Chrome UX Report: improve query performance - google-bigquery

I am querying the Chrome UX Report public dataset using the following query to get values for the indicated metrics over time for a set of country-specific tables. The query runs for a very long time (I stopped it at 180 seconds) because I don't know what the timeout is for a query or how to tell if the query hung.
I'm trying to get aggregate data year over year for average_fcp, average_fp and average_dcl.

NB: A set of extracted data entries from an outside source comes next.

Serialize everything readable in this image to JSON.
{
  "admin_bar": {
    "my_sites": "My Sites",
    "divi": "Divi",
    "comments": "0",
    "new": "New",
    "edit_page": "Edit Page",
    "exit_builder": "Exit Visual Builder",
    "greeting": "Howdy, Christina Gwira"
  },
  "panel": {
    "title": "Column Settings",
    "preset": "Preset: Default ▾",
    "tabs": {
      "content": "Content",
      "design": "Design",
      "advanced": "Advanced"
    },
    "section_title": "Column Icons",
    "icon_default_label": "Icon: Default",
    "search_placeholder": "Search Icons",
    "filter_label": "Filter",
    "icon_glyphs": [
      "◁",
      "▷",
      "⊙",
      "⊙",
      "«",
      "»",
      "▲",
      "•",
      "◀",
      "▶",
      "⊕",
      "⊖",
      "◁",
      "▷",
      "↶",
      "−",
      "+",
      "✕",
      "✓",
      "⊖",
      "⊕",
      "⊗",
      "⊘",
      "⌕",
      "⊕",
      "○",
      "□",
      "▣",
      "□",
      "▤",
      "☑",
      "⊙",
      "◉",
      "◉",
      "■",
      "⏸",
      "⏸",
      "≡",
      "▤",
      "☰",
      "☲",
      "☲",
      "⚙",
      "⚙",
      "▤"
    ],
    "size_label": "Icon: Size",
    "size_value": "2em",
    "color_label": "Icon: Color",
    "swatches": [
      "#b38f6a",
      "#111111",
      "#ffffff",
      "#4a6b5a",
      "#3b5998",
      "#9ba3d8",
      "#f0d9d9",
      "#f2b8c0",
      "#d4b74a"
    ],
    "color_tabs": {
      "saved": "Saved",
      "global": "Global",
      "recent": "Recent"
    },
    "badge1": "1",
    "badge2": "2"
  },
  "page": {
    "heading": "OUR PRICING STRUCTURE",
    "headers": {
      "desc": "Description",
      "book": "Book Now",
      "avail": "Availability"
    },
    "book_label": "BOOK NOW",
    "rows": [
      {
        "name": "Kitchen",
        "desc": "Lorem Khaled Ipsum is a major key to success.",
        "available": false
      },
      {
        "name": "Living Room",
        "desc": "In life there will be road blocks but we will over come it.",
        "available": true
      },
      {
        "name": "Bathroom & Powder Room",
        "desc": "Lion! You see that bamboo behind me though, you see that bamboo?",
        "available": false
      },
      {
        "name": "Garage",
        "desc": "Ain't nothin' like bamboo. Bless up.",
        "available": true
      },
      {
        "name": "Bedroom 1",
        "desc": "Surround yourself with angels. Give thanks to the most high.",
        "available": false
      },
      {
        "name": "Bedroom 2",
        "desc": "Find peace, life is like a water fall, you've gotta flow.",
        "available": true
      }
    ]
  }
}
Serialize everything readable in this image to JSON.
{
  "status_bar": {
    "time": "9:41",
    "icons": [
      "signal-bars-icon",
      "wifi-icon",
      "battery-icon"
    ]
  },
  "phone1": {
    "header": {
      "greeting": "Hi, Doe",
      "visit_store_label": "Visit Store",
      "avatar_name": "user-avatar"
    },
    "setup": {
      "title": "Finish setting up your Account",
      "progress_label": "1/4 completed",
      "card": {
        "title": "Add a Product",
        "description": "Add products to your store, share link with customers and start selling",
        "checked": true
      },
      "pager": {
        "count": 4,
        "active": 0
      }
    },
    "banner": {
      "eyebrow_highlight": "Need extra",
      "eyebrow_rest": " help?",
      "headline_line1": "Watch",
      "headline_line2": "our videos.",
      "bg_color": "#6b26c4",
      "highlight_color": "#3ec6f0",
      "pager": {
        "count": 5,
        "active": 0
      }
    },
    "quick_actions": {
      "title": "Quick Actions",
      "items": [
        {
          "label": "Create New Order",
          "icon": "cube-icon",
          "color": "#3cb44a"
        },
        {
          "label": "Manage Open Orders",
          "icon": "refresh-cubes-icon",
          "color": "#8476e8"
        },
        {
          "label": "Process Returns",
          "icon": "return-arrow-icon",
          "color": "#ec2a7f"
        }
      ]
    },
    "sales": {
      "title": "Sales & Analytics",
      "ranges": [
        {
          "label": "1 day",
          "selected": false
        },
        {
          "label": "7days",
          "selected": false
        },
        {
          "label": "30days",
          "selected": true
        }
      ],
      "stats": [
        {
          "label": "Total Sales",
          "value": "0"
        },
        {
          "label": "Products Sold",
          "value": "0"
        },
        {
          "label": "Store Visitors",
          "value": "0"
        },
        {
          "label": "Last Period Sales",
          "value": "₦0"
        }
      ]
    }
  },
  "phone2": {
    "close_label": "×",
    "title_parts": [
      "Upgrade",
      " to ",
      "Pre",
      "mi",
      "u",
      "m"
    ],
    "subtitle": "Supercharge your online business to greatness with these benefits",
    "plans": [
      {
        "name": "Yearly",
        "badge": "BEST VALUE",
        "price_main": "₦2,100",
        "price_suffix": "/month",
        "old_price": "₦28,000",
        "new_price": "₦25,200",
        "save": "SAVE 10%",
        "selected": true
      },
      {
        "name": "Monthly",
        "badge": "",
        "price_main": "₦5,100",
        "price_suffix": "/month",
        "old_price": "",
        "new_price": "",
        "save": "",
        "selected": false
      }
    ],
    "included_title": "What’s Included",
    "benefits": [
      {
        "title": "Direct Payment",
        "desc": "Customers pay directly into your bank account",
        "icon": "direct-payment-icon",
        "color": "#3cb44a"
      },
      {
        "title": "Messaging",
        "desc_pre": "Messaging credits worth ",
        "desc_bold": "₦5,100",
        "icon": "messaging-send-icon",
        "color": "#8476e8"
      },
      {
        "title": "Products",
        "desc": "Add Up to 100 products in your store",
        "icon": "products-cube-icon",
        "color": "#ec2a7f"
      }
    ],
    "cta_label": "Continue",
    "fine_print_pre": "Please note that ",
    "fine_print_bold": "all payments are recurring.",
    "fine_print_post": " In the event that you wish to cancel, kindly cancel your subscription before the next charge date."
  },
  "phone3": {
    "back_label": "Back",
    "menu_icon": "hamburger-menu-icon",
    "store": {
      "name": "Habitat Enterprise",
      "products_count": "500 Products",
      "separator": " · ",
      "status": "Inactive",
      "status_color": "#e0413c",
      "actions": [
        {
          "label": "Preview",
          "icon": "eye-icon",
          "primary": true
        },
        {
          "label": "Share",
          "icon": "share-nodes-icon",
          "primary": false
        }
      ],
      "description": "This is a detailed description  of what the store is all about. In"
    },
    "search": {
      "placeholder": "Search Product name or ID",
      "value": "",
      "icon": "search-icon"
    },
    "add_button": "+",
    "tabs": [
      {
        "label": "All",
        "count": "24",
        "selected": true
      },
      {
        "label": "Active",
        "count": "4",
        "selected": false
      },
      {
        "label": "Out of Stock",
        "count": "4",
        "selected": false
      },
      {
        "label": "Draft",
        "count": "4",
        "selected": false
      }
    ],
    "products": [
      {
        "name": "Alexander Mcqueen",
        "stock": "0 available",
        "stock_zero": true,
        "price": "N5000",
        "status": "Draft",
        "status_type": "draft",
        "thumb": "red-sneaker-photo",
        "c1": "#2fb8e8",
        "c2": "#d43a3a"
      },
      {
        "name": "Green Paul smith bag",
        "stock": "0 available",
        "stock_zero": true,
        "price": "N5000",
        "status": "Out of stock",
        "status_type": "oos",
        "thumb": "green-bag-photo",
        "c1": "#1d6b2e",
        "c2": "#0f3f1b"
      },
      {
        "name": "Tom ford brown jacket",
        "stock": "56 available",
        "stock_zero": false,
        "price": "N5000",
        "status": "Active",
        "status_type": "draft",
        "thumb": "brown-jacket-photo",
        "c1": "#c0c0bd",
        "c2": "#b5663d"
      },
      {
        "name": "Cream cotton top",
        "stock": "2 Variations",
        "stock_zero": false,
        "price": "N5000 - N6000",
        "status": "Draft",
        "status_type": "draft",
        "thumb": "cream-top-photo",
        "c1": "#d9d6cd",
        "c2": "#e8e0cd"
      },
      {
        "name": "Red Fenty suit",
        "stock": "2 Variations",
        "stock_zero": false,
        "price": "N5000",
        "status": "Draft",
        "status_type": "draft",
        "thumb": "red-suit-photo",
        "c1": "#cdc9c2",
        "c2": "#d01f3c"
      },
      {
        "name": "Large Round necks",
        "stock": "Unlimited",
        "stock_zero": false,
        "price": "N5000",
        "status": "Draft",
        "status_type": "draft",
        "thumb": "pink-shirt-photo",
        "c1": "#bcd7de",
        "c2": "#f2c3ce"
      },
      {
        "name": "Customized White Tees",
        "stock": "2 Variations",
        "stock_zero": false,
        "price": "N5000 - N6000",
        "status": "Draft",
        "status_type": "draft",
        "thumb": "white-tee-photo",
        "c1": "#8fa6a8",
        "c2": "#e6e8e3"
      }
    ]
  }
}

I'm not sure if I'm using BigQuery correctly or there are ways to optimize the query to make it runs faster
This is the query I'm using.
SELECT
_TABLE_SUFFIX AS yyyymm,
AVG(fcp.density) AS average_fcp,
AVG(fp.density) as average_fp,
AVG(dcl.density) as average_dcl
FROM
`chrome-ux-report.country_cl.*`,
UNNEST(first_paint.histogram.bin) as fp,
UNNEST(dom_content_loaded.histogram.bin) as dcl,
UNNEST(first_contentful_paint.histogram.bin) AS fcp
WHERE
form_factor.name = 'desktop' AND
fcp.start > 20000
GROUP BY
yyyymm
ORDER BY
yyyymm

I'm not sure if it makes mathematical sense to get the AVG() of all the densities - but let's do it anyways.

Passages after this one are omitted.